Lakeformation Datasets

Lakeformation extends S3-Athena datasets with added security and supports CSV, TSV, XLSX, JSON and Parquet files. It also checks data integrity and offers ACID transactions, data compaction, and time-travel queries.

Lakeformation includes optional partial data validation, which is enabled by default. The validation process helps detect and correct corrupt or invalid data files

The AWS Athena CSV Parser/SerDe has the following limitations:

  • Embedded line breaks in CSV files are not supported.
  • Empty fields in columns defined as a numeric data type are not supported.

As a workaround, Users can import them as string columns and create views on top of it by casting them to the required data types.
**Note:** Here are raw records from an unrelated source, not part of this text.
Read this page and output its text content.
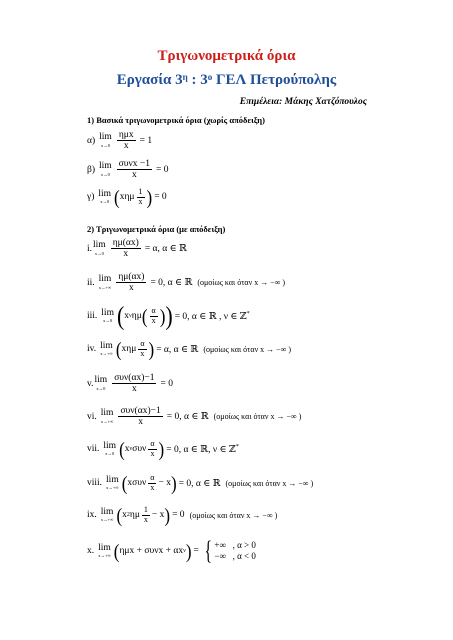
Τριγωνομετρικά όρια
Εργασία $3^\eta$ : $3^o$ ΓΕΛ Πετρούπολης
Επιμέλεια: Μάκης Χατζόπουλος
1) Βασικά τριγωνομετρικά όρια (χωρίς απόδειξη)
α) lim
$x\to 0 \frac{\text{ημx}}{x} = 1$
β) lim
$x\to 0 \frac{\text{συνx −1}}{x} = 0$
γ) lim
x→0 ( xημ $\frac{1}{x}$ ) = 0
2) Τριγωνομετρικά όρια (με απόδειξη)
i. lim
$x\to 0 \frac{\eta\mu(\alpha x)}{x} = \alpha$, α ∈ ℝ
ii. lim
$x\to+\infty \frac{\eta\mu(\alpha x)}{x} = 0$, α ∈ ℝ (ομοίως και όταν x → −∞ )
iii. lim
x→0 ( x ν ημ ( $\frac{\alpha}{x}$ ) ) = 0, α ∈ ℝ , ν ∈ ℤ*
iv. lim
x→+∞ ( xημ $\frac{\alpha}{x}$ ) = α, α ∈ ℝ (ομοίως και όταν x → −∞ )
v. lim
$x\to 0 \frac{\text{συν(αx)−1}}{x} = 0$
vi. lim
$x\to+\infty \frac{\text{συν(αx)−1}}{x} = 0$, α ∈ ℝ (ομοίως και όταν x → −∞ )
vii. lim
x→0 ( x ν συν $\frac{\alpha}{x}$ ) = 0, α ∈ ℝ, ν ∈ ℤ*
viii. lim
x→+∞ ( xσυν $\frac{\alpha}{x} - x$ ) = 0, α ∈ ℝ (ομοίως και όταν x → −∞ )
ix. lim
x→+∞ ( x 2 ημ $\frac{1}{x} - x$ ) = 0 (ομοίως και όταν x → −∞ )
x. lim
x→+∞ ( ημx + συνx + αx ν ) = { +∞ , α > 0
−∞ , α < 0
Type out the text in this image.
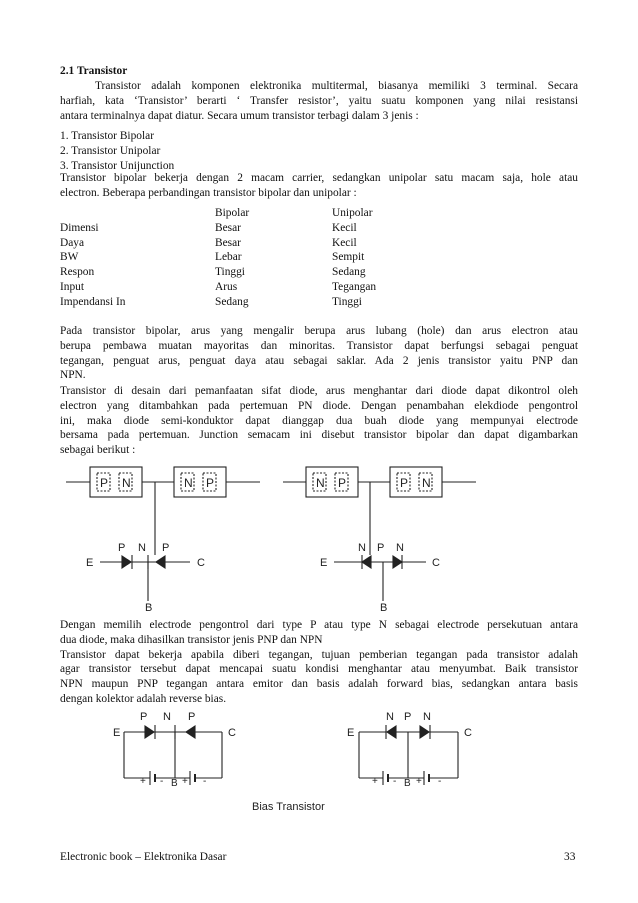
2.1 Transistor
Transistor adalah komponen elektronika multitermal, biasanya memiliki 3 terminal. Secara
harfiah, kata ‘Transistor’ berarti ‘ Transfer resistor’, yaitu suatu komponen yang nilai resistansi
antara terminalnya dapat diatur. Secara umum transistor terbagi dalam 3 jenis :
1. Transistor Bipolar
2. Transistor Unipolar
3. Transistor Unijunction
Transistor bipolar bekerja dengan 2 macam carrier, sedangkan unipolar satu macam saja, hole atau
electron. Beberapa perbandingan transistor bipolar dan unipolar :
	Bipolar	Unipolar
Dimensi	Besar	Kecil
Daya	Besar	Kecil
BW	Lebar	Sempit
Respon	Tinggi	Sedang
Input	Arus	Tegangan
Impendansi In	Sedang	Tinggi
Pada transistor bipolar, arus yang mengalir berupa arus lubang (hole) dan arus electron atau
berupa pembawa muatan mayoritas dan minoritas. Transistor dapat berfungsi sebagai penguat
tegangan, penguat arus, penguat daya atau sebagai saklar. Ada 2 jenis transistor yaitu PNP dan
NPN.
Transistor di desain dari pemanfaatan sifat diode, arus menghantar dari diode dapat dikontrol oleh
electron yang ditambahkan pada pertemuan PN diode. Dengan penambahan elekdiode pengontrol
ini, maka diode semi-konduktor dapat dianggap dua buah diode yang mempunyai electrode
bersama pada pertemuan. Junction semacam ini disebut transistor bipolar dan dapat digambarkan
sebagai berikut :
P N	N P	N P	P N
E
P N P
C
B
E
N P N
C
B
Dengan memilih electrode pengontrol dari type P atau type N sebagai electrode persekutuan antara
dua diode, maka dihasilkan transistor jenis PNP dan NPN
Transistor dapat bekerja apabila diberi tegangan, tujuan pemberian tegangan pada transistor adalah
agar transistor tersebut dapat mencapai suatu kondisi menghantar atau menyumbat. Baik transistor
NPN maupun PNP tegangan antara emitor dan basis adalah forward bias, sedangkan antara basis
dengan kolektor adalah reverse bias.
P N P
E	C
+ - B + -
N P N
E	C
+ - B + -
Bias Transistor
Electronic book – Elektronika Dasar	33
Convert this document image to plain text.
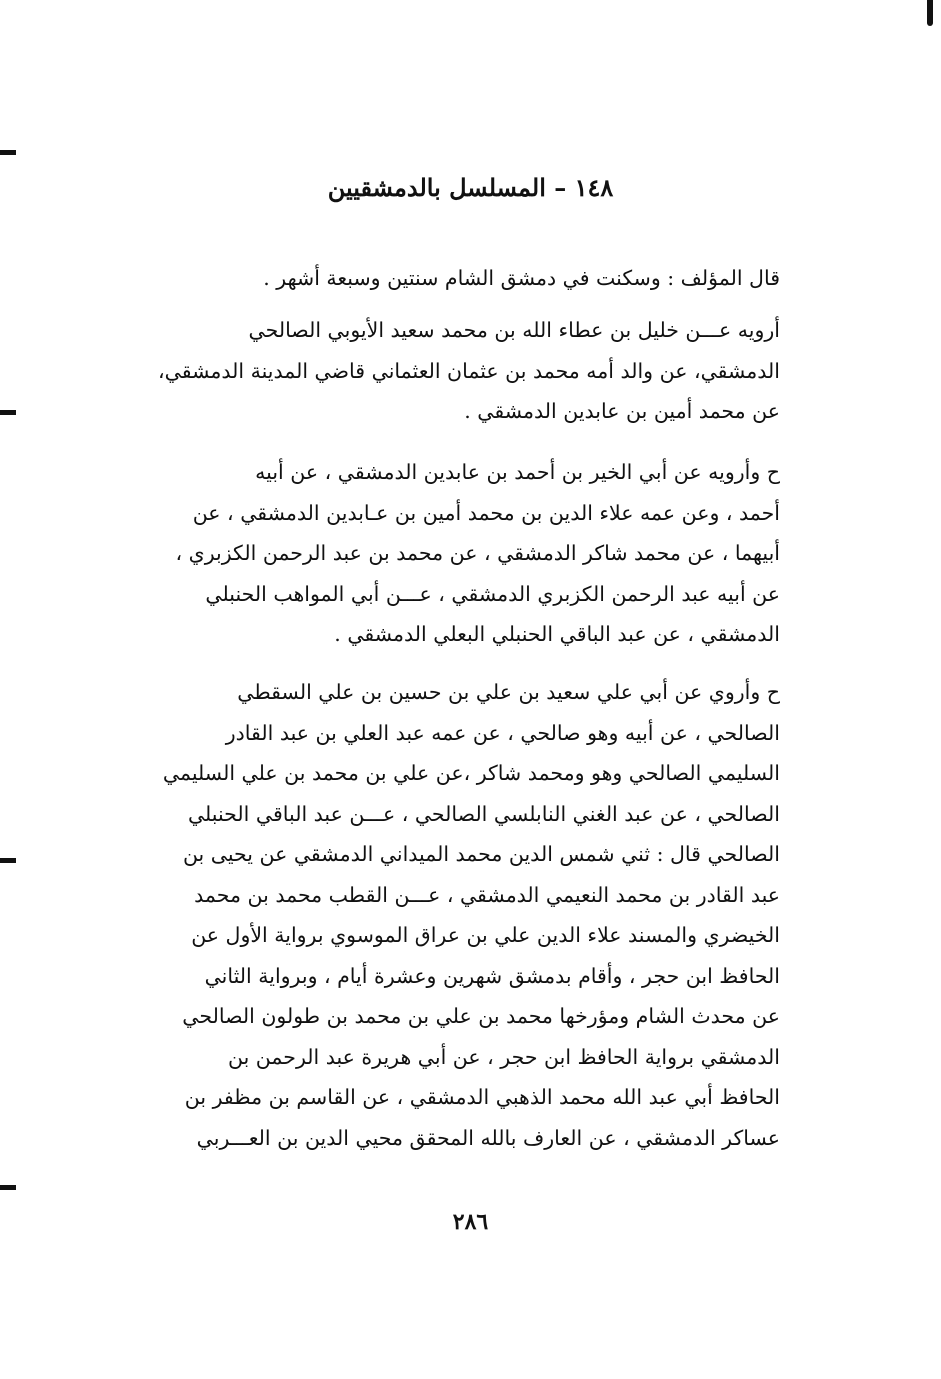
١٤٨ – المسلسل بالدمشقيين
قال المؤلف : وسكنت في دمشق الشام سنتين وسبعة أشهر .
أرويه عـــن خليل بن عطاء الله بن محمد سعيد الأيوبي الصالحي
الدمشقي، عن والد أمه محمد بن عثمان العثماني قاضي المدينة الدمشقي،
عن محمد أمين بن عابدين الدمشقي .
ح وأرويه عن أبي الخير بن أحمد بن عابدين الدمشقي ، عن أبيه
أحمد ، وعن عمه علاء الدين بن محمد أمين بن عـابدين الدمشقي ، عن
أبيهما ، عن محمد شاكر الدمشقي ، عن محمد بن عبد الرحمن الكزبري ،
عن أبيه عبد الرحمن الكزبري الدمشقي ، عـــن أبي المواهب الحنبلي
الدمشقي ، عن عبد الباقي الحنبلي البعلي الدمشقي .
ح وأروي عن أبي علي سعيد بن علي بن حسين بن علي السقطي
الصالحي ، عن أبيه وهو صالحي ، عن عمه عبد العلي بن عبد القادر
السليمي الصالحي وهو ومحمد شاكر ،عن علي بن محمد بن علي السليمي
الصالحي ، عن عبد الغني النابلسي الصالحي ، عـــن عبد الباقي الحنبلي
الصالحي قال : ثني شمس الدين محمد الميداني الدمشقي عن يحيى بن
عبد القادر بن محمد النعيمي الدمشقي ، عـــن القطب محمد بن محمد
الخيضري والمسند علاء الدين علي بن عراق الموسوي برواية الأول عن
الحافظ ابن حجر ، وأقام بدمشق شهرين وعشرة أيام ، وبرواية الثاني
عن محدث الشام ومؤرخها محمد بن علي بن محمد بن طولون الصالحي
الدمشقي برواية الحافظ ابن حجر ، عن أبي هريرة عبد الرحمن بن
الحافظ أبي عبد الله محمد الذهبي الدمشقي ، عن القاسم بن مظفر بن
عساكر الدمشقي ، عن العارف بالله المحقق محيي الدين بن العـــربي
٢٨٦
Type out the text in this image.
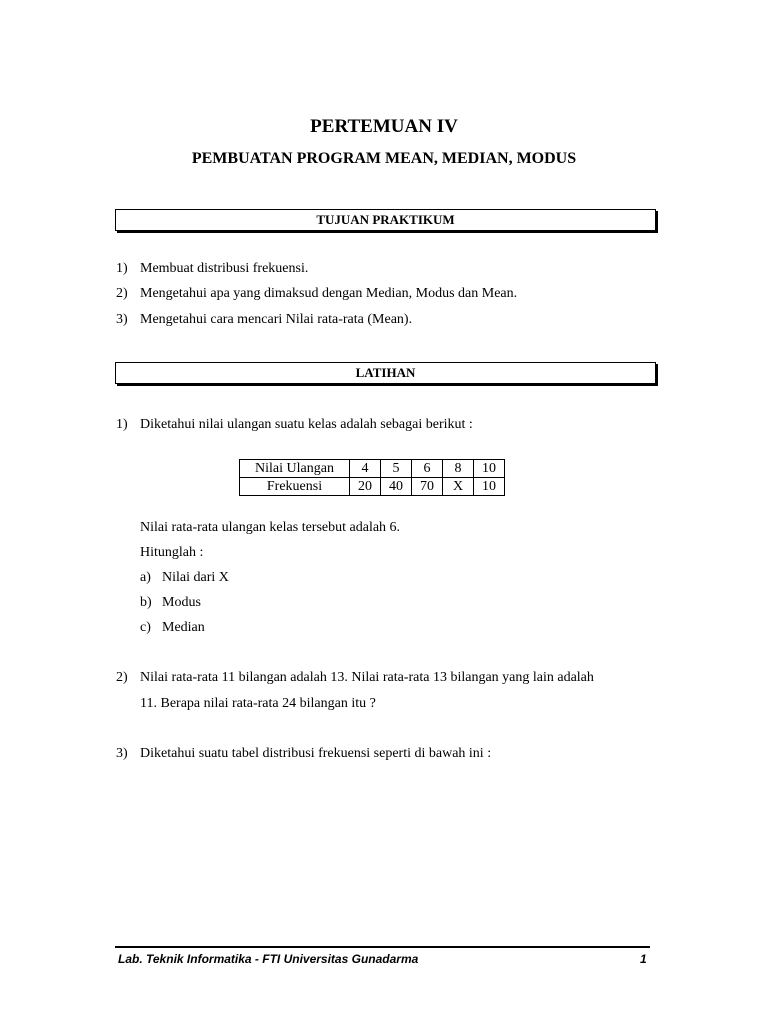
PERTEMUAN IV
PEMBUATAN PROGRAM MEAN, MEDIAN, MODUS
TUJUAN PRAKTIKUM
1) Membuat distribusi frekuensi.
2) Mengetahui apa yang dimaksud dengan Median, Modus dan Mean.
3) Mengetahui cara mencari Nilai rata-rata (Mean).
LATIHAN
1) Diketahui nilai ulangan suatu kelas adalah sebagai berikut :
Nilai Ulangan	4	5	6	8	10
Frekuensi	20	40	70	X	10
Nilai rata-rata ulangan kelas tersebut adalah 6.
Hitunglah :
a) Nilai dari X
b) Modus
c) Median
2) Nilai rata-rata 11 bilangan adalah 13. Nilai rata-rata 13 bilangan yang lain adalah
11. Berapa nilai rata-rata 24 bilangan itu ?
3) Diketahui suatu tabel distribusi frekuensi seperti di bawah ini :
Lab. Teknik Informatika - FTI Universitas Gunadarma	1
For Datasets with JSON file type:

  • AWS Limitations
    • It uses the OpenX JSON SerDe with the following limitations:
      • It expect JSON data to be on a single line (not formatted), with records separated by a new line character.
      • Comma character is not allowed at the end of each line.
      • The full data in the file should not be enclosed in square brackets.
    • Views are not supported on top of Lakeformation JSON datasets.
  • Amorphic feature limitations (Not Applicable)
    • Malware Detection
    • Data Profiling

Below is an example of an invalid JSON file:

[
{
"EmailId": "test-cwdl@cloudwick.com",
"IsAdmin": "no",
"UserId": "testuser"
},
{
"EmailId": "test1-cwdl@cloudwick.com",
"IsAdmin": "no",
"UserId": "testuser1"
}
]

Below is an example of a valid JSON file:

{ "EmailId": "test-cwdl1@cloudwick.com", "IsAdmin": "no", "UserId": "testuser1" }
{ "EmailId": "test-cwdl2@cloudwick.com", "IsAdmin": "no", "UserId": "testuser2" }
{ "EmailId": "test-cwdl3@cloudwick.com", "IsAdmin": "yes", "UserId": "testuser3" }
{ "EmailId": "test-cwdl4@cloudwick.com", "IsAdmin": "no", "UserId": "testuser4" }
{ "EmailId": "test-cwdl5@cloudwick.com", "IsAdmin": "yes", "UserId": "testuser5" }
Note

For JSON files, if dataset validation is enabled then column names in the files must exactly match the column names in the dataset schema

Create Lakeformation Datasets

Users can create LakeFormation datasets by selecting Lake Formation as target location, and file type as CSV, TSV, XLSX, JSON or Parquet, Dataset can be created by using either of the three ways:

  • Using already defined LakeFormation Datasets Templates
  • Importing required JSON payload
  • Using the form and entering the required details

Create LakeFormation Dataset

Loading Data into Lakeformation Datasets

Loading of Lakeformation datasets is same as S3-Athena datasets. To know more, refer to Athena Datasets for more detail.

Fine grained permissions with Lakeformation Datasets

Lakeformation datasets provide an additional layer of security for the data stored in Amorphic. Currently, three levels of access control are available: Owners, Editors and Read-only.

Owners and Editors of the datasets are provided with full column access by default and cannot be modified.

Fine-grained access control lets dataset owners and editors specify which users with read-only access can access specific columns or rows.

Please find the list of examples on how user permissions are applied based on Authorized Users and Tags.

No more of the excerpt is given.